C'est la part du PIB que représente le secteur du tourisme dans la richesse de la nation, secteur qui fait vivre deux millions des habitants de ce petit pays qui pense grand. C'est dire son importance. C'est dire également le drame économique et social que constitue la pandémie du coronavirus. Au-delà de la tragédie humanitaire et sanitaire, on ne peut en ignorer les conséquences.

Il ne sert à rien de se voiler la face : pour le tourisme, la saison 2020 sera une année blanche. Le virus a fait le vide dans les hôtels et dans les souks. Rares sont les établissements qui résisteront à la crise et plusieurs pourraient être obligés de mettre la clé sous la porte. Pour conjurer cette catastrophe, l'aide de l'Etat est évidemment nécessaire à l'image des décisions de nombreux pays dans le monde.

Mais elle ne saurait suffire. D'abord parce que la Tunisie n'a pas les ressources financières suffisantes pour colmater l'effondrement. Ensuite parce que dans un système libéral, c'est au secteur privé aussi d'assumer ses responsabilités et de faire face.

Disons-le tout net : rien ne sera plus comme avant tant toutes les règles seront changées. Du transport aérien aux produits, tout va être bouleversé. Aussi le modèle tunisien est appelé sinon à disparaître, du moins à se transformer. Terminée l'époque du tourisme de masse. Finis le "All inclusive" et les hordes de voyageurs à bon marché. Dehors cette détestable habitude de solder les vacances.

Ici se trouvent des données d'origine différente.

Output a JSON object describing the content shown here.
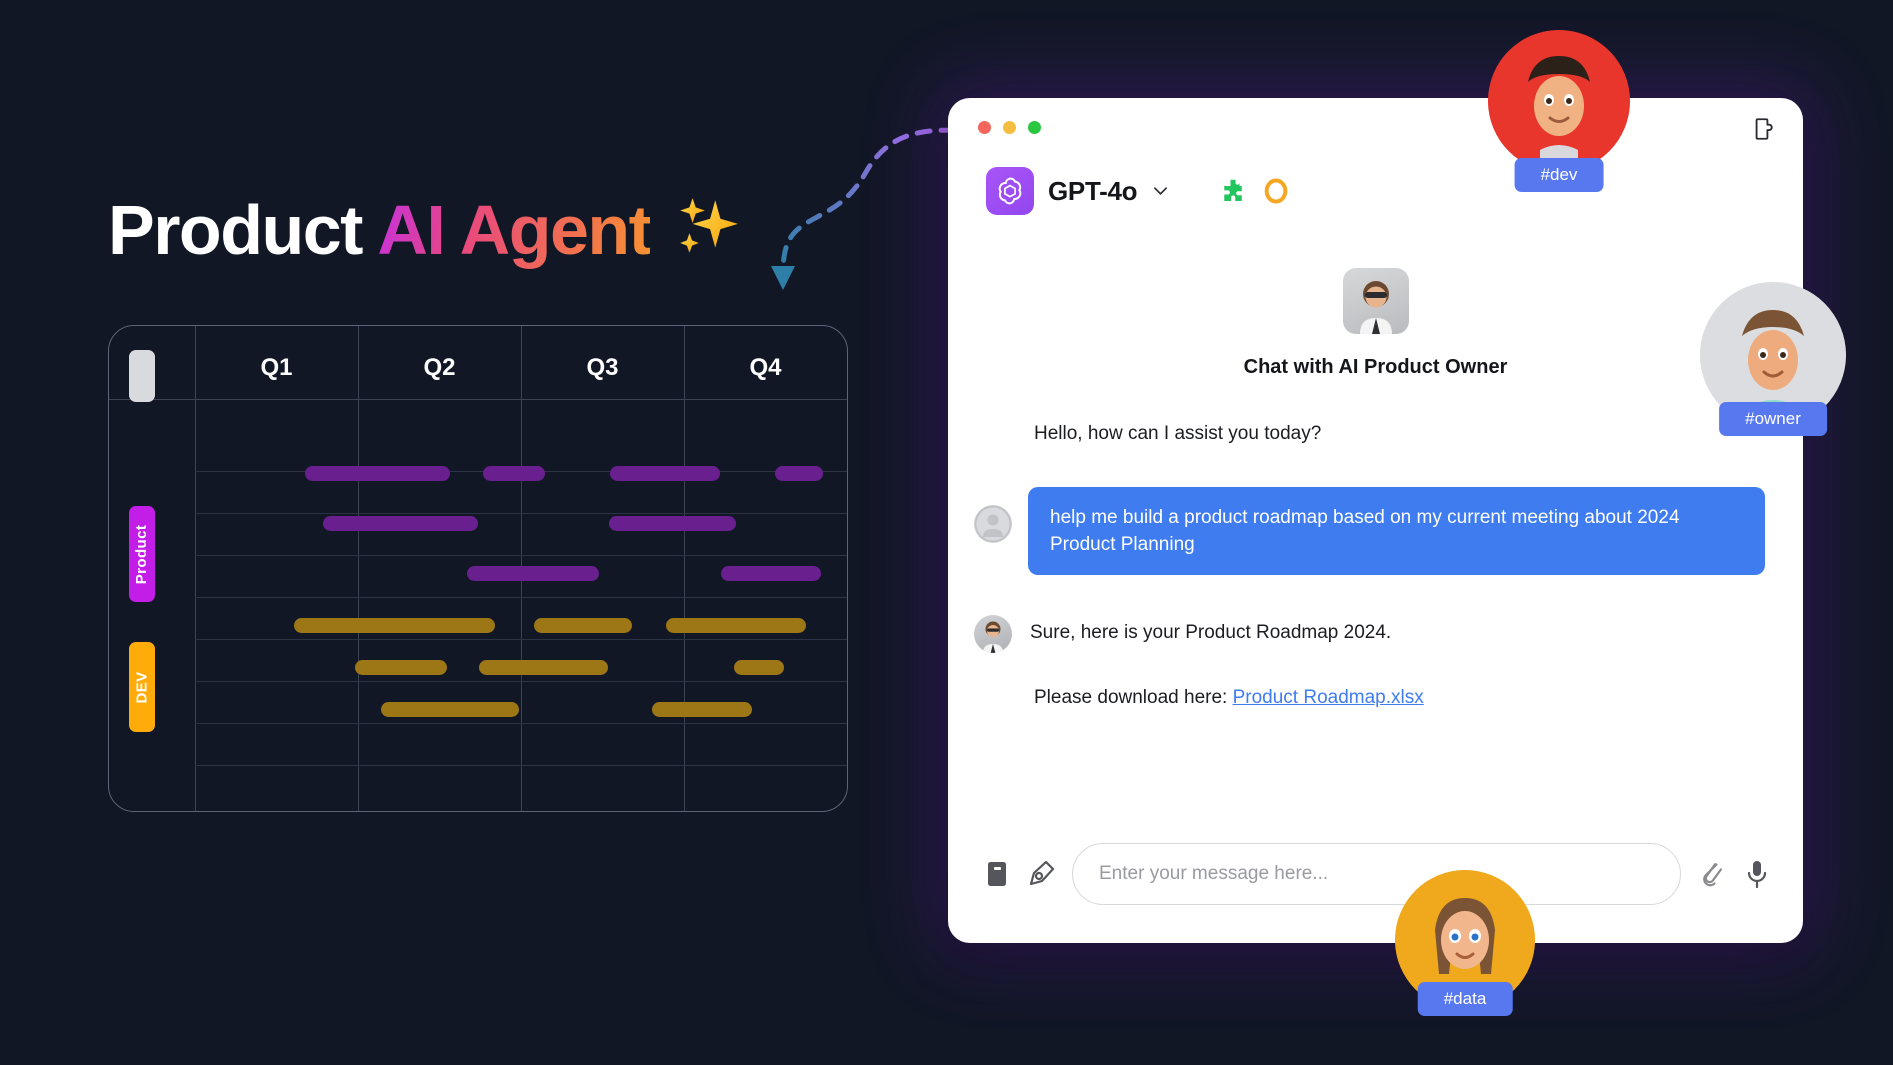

Désormais une seule obligation à tous les niveaux : la qualité. C'est elle qui permettra au secteur de se renouveler. Tous les acteurs doivent participer à cet effort aussi bien les hôteliers que les banques qui s'éloignent malheureusement du tourisme, autant les campagnes de communication que les personnels des établissements afin d'être mieux formés.

Bref, le tourisme doit se réformer et se réinventer.

Qu'il ne saisisse pas cette opportunité née de la crise du coronavirus et il périra. Comme disait Churchill : "Si vous ne prenez pas le changement par la main, il vous prendra à la gorge".